Os principais efeitos adversos são gastrointestinais (náuseas, vômitos, dor abdominal) e neurológicos leves (cefaleia e alteração do sono). Deve ser usado com cuidado em pacientes com baixo peso e depressão.
Qual é a evidência para uso do dupilumabe na DPOC?
O dupilumabe é um anticorpo monoclonal humano que bloqueia os receptores de interleucinas 4 e 13. Seu uso já foi avaliado no tratamento de esofagite eosinofílica, dermatite atópica e asma [9-11].

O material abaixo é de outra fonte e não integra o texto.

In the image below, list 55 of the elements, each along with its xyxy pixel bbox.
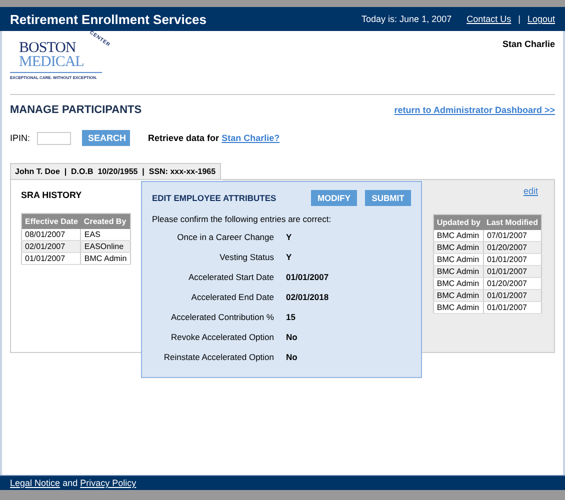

Em maio de 2023, foi publicado um estudo de fase 3, randomizado e duplo cego para avaliação do dupilumabe em pacientes com DPOC [1]. Mais de 900 pacientes com DPOC foram randomizados entre o grupo placebo (GP) e dupilumabe (GD). Todos tinham exacerbação da doença no último ano (uma internação ou duas exacerbações moderadas), eosinófilos ≥ 300 células/µL e estavam em terapia tripla inalatória. Foram excluídos pacientes com asma.
Os pacientes do grupo dupilumabe receberam doses de 300 mg a cada duas semanas por 52 semanas. Após esse período, todos foram seguidos por mais 12 semanas. O desfecho primário observado foi a incidência de exacerbações.
O grupo que recebeu dupilumabe teve redução de exacerbações moderadas a graves comparado com placebo (0,78 vs 1,1 eventos anuais). Também foi observada melhora da qualidade de vida e de controle de sintomas, ambos avaliados por escalas específicas.
Os efeitos adversos mais comuns foram nasofaringite, infecção de trato respiratório superior e cefaléia. Não houve diferença significativa em mortalidade e na incidência de eventos adversos entre os grupos.
O dupilumabe parece ser uma nova possibilidade na DPOC com eosinofilia refratária à terapia tripla. São necessários novos estudos para validação do uso e aprovação pelas agências regulatórias. O custo elevado é um limitante à utilização na prática.